Nearly all men can stand adversity, but if you want to test a man's character, give him power. ― Abraham Lincoln
What do both these quotes have in common? Character. Lincoln said, "Character is like a tree and reputation like its shadow. The shadow is what we think of it; the tree is the real thing."
What is Presidents Day? A day off work, sales and special events? Before we rush out for 10% off this or 30% off that, let's take a look at what Presidents Day really is. It all started with the death of George Washington, the first president of the United States, in 1799. The following year began the celebrations of his birthday on February 22. It was signed into law as a holiday in 1879 and was the first to honor an individual American's life.
Abraham Lincoln's birthday, February 12, is celebrated in some states as a state holiday, but the rest combine the celebration of both Washington and Lincoln on Presidents Day.
Today it is commonly accepted as a celebration of all U.S. presidents, although some lawmakers object to this.

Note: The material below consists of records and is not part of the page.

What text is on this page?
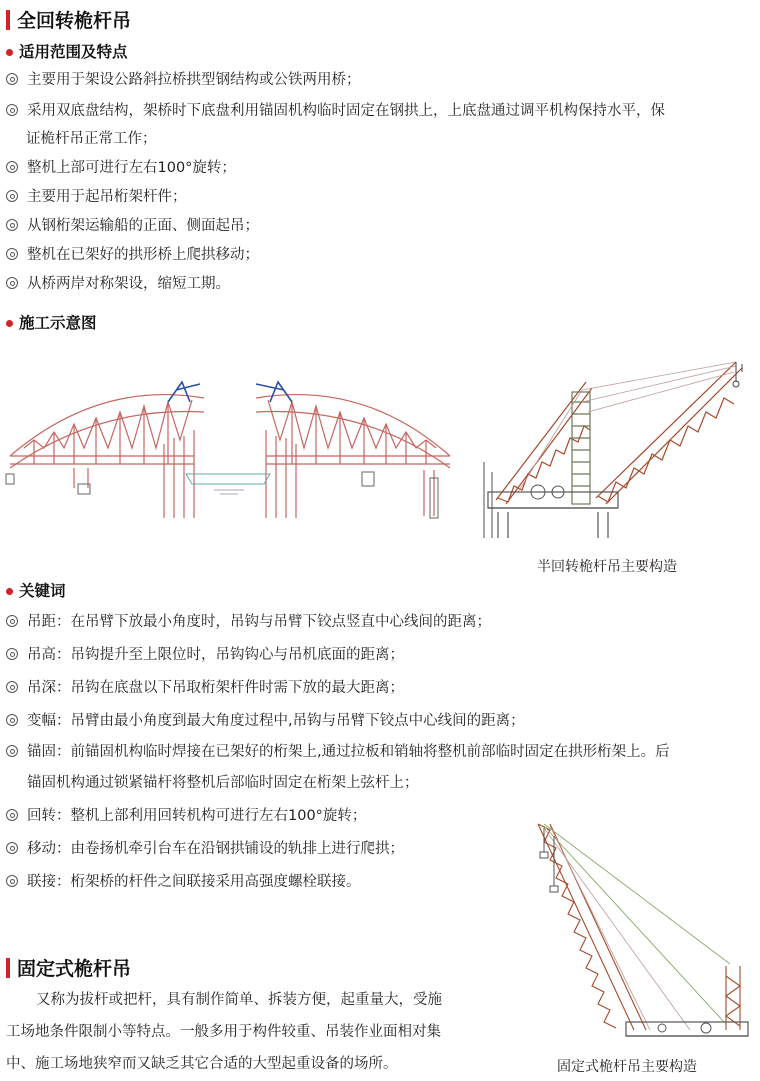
全回转桅杆吊
适用范围及特点
主要用于架设公路斜拉桥拱型钢结构或公铁两用桥；
采用双底盘结构，架桥时下底盘利用锚固机构临时固定在钢拱上，上底盘通过调平机构保持水平，保
证桅杆吊正常工作；
整机上部可进行左右100°旋转；
主要用于起吊桁架杆件；
从钢桁架运输船的正面、侧面起吊；
整机在已架好的拱形桥上爬拱移动；
从桥两岸对称架设，缩短工期。
施工示意图
半回转桅杆吊主要构造
关键词
吊距：在吊臂下放最小角度时，吊钩与吊臂下铰点竖直中心线间的距离；
吊高：吊钩提升至上限位时，吊钩钩心与吊机底面的距离；
吊深：吊钩在底盘以下吊取桁架杆件时需下放的最大距离；
变幅：吊臂由最小角度到最大角度过程中,吊钩与吊臂下铰点中心线间的距离；
锚固：前锚固机构临时焊接在已架好的桁架上,通过拉板和销轴将整机前部临时固定在拱形桁架上。后
锚固机构通过锁紧锚杆将整机后部临时固定在桁架上弦杆上；
回转：整机上部利用回转机构可进行左右100°旋转；
移动：由卷扬机牵引台车在沿钢拱铺设的轨排上进行爬拱；
联接：桁架桥的杆件之间联接采用高强度螺栓联接。
固定式桅杆吊主要构造
固定式桅杆吊
又称为拔杆或把杆，具有制作简单、拆装方便，起重量大，受施
工场地条件限制小等特点。一般多用于构件较重、吊装作业面相对集
中、施工场地狭窄而又缺乏其它合适的大型起重设备的场所。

They feel that grouping Washington and Lincoln with less successful presidents minimizes their legacies.
Some presidential trivia:
- Washington's picture first appeared on the one dollar bill in 1869.
- Lincoln's picture was chosen for the five dollar bill in 1914.
- Washington was opposed to political parties, Lincoln was republican.
- Washington was inaugurated in two cities, New York and Philadelphia.
- Lincoln was Presbyterian, Washington was Episcopalian.
- Lincoln's picture is on both the penny and the five dollar bill.